One of the main concerns of CRISPR gene editing is the possibility of off-target effects. Being a stochastic process, off-target effects increase upon exposure time and Cas9 concentrations1-3.

It is yet unknown how many RNP complexes are required for a successful integration of the desired change in a cell, whilst minimizing the numbers of off-target mutations, as it is not possible to calculate how many molecules penetrate the cells and reach the nucleus with conventional methods, such as electroporation. With FluidFM technology, the injected volume per cell can be precisely determined at a femtoliter scale, allowing users to precisely link the efficiency and number of off-target mutations to the effective number of RNP complexes delivered to the nucleus.


FluidFM technology has been successfully used in a wide range of applications, including cell adhesion measurement, cell isolation, nano-injection into cells or cell extraction. For the future, Monnier and Cytosurge foresee a major impact of this technology, not only in the field of gene editing, but also in drug development and/or neuroscience. 

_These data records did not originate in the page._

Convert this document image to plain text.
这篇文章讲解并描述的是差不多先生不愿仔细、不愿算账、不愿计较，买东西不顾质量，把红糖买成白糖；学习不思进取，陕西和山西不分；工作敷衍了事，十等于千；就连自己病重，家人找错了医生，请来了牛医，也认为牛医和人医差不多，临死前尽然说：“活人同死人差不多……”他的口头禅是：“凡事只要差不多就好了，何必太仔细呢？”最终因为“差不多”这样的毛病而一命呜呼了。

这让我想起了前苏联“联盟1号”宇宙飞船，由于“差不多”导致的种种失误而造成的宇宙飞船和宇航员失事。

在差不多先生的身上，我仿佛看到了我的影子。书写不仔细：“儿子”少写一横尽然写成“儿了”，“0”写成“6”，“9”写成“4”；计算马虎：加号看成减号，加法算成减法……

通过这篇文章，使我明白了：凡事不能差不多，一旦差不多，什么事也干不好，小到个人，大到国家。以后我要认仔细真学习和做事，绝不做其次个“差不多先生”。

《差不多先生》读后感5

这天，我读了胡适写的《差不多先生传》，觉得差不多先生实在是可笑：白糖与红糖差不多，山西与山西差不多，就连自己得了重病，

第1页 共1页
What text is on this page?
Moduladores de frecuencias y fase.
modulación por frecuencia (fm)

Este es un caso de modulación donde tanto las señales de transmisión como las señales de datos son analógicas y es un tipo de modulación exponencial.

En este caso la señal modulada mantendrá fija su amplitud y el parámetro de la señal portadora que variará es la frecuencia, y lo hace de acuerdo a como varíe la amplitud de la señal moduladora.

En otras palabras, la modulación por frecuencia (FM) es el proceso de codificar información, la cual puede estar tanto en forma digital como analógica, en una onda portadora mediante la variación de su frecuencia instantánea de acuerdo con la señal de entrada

  1. Hsu PD, Scott DA, Weinstein JA, Ran FA, Konermann S, Agarwala V, Li Y, Fine EJ, Wu X, Shalem O, Cradick TJ, Marraffini LA, Bao G, Zhang F. DNA targeting specificity of RNA-guided Cas9 nucleases. Nat Biotechnol. 2013 Sep;31(9):827-32. 
  2. Fu Y, Foden JA, Khayter C, Maeder ML, Reyon D, Joung JK, Sander JD. High-frequency off-target mutagenesis induced by CRISPR-Cas nucleases in human cells. Nat Biotechnol. 2013 Sep;31(9):822-6.
  3. Lin S, Staahl BT, Alla RK, Doudna JA. Enhanced homology-directed human genome engineering by controlled timing of CRISPR/Cas9 delivery. Elife. 2014 Dec 15;3:e04766.